Compenser des retards

Je ne vous surprendrai pas en vous disant que le programme 2022 se veut largement, sinon majoritairement féminin. Il faut dire que le 8e art (autrement dit la photographie) a longtemps passé pour misogyne. Il fallait donc adopter ici la tendance lourde du moment. Si lourde qu’elle finit par en devenir pesante. Tout le monde s’est réveillé féministe cette année, comme si l’on avait découvert d’un coup l’importance des artistes du «deuxième sexe». Les organisatrices, et surtout les organisateurs s’accordent du coup un brevet de bien-pensance, alors qu’ils auraient pu monter les mêmes expositions il y a cinq, dix, voire cinquante ans. Honte à eux et à leur hypocrisie! La grande manifestation de la Mécanique Générale sur les avant-gardes féministes des années 1970 aurait paru fulgurante à l’époque. Elle était parfaitement réalisable. Je me souviens d’avoir vu des films (alors tout récents) de l’Autrichienne Valie Export au Festival de Locarno vers 1975. Aujourd’hui, il s’agit fatalement là d’un programme rétrospectif, avec le côté historique que la chose suppose. Sans parler du vieillissement. Terrible, surtout sur le plan de la forme.

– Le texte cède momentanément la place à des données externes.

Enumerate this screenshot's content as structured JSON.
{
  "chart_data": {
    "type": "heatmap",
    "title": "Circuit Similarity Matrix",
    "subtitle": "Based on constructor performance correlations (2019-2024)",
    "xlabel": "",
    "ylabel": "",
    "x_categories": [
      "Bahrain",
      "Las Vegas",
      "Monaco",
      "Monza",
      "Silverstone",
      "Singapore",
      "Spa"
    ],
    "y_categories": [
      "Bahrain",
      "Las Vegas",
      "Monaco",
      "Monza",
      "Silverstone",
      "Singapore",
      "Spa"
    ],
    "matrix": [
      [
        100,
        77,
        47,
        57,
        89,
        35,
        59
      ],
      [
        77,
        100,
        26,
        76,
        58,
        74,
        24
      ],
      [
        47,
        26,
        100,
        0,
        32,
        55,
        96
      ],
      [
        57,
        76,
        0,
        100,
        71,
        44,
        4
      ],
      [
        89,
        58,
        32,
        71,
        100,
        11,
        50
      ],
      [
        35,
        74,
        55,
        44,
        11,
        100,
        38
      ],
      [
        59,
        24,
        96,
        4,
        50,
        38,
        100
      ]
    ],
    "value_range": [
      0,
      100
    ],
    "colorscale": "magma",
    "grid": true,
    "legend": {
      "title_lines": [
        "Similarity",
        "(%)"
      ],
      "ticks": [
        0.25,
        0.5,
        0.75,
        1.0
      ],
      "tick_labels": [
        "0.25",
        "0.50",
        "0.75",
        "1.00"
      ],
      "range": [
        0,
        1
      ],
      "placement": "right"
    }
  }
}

Valie Export, une pionnière du cinéma féministe en Autriche.

Il y a en effet beaucoup de rétrospectives cette année à Arles, qui n’en offre pas moins sa prestigieuse église des Trinitaires au Prix Roederer. Un concours qui n’en méritait pas tant. L’Espace Van Gogh propose ainsi l’Américaine Lee Miller (1907-1977), qui fut successivement mannequin puis photographe. Elle a pris des clichés de mode, très honorables même s’ils demeurent en retrait par rapport à Cecil Beaton ou Horst P. Horst. Puis elle est devenue reporter de guerre, entrant parmi les premiers à Dachau ou à Buchenwald. C’est bien d’avoir organisé un tel accrochage. Mais cet hommage reste faible par rapport à celui récemment rendu à Lee par le Museum für Gestaltung de Zurich. Celui-ci montrait la femme jusqu’au bout, recyclée dans le livre de cuisine et cuite par l’alcool. Un étage plus haut, les «Rencontres» entendent révéler le Luxembourgeois Romain Hurhausen, aujourd’hui nonagénaire. Ce photographe «humaniste» méritait certes un regard bienveillant. Fallait-il pour autant l’écraser en le rapprochant de Robert Doisneau et d’Henri Cartier-Bresson? Une maladresse…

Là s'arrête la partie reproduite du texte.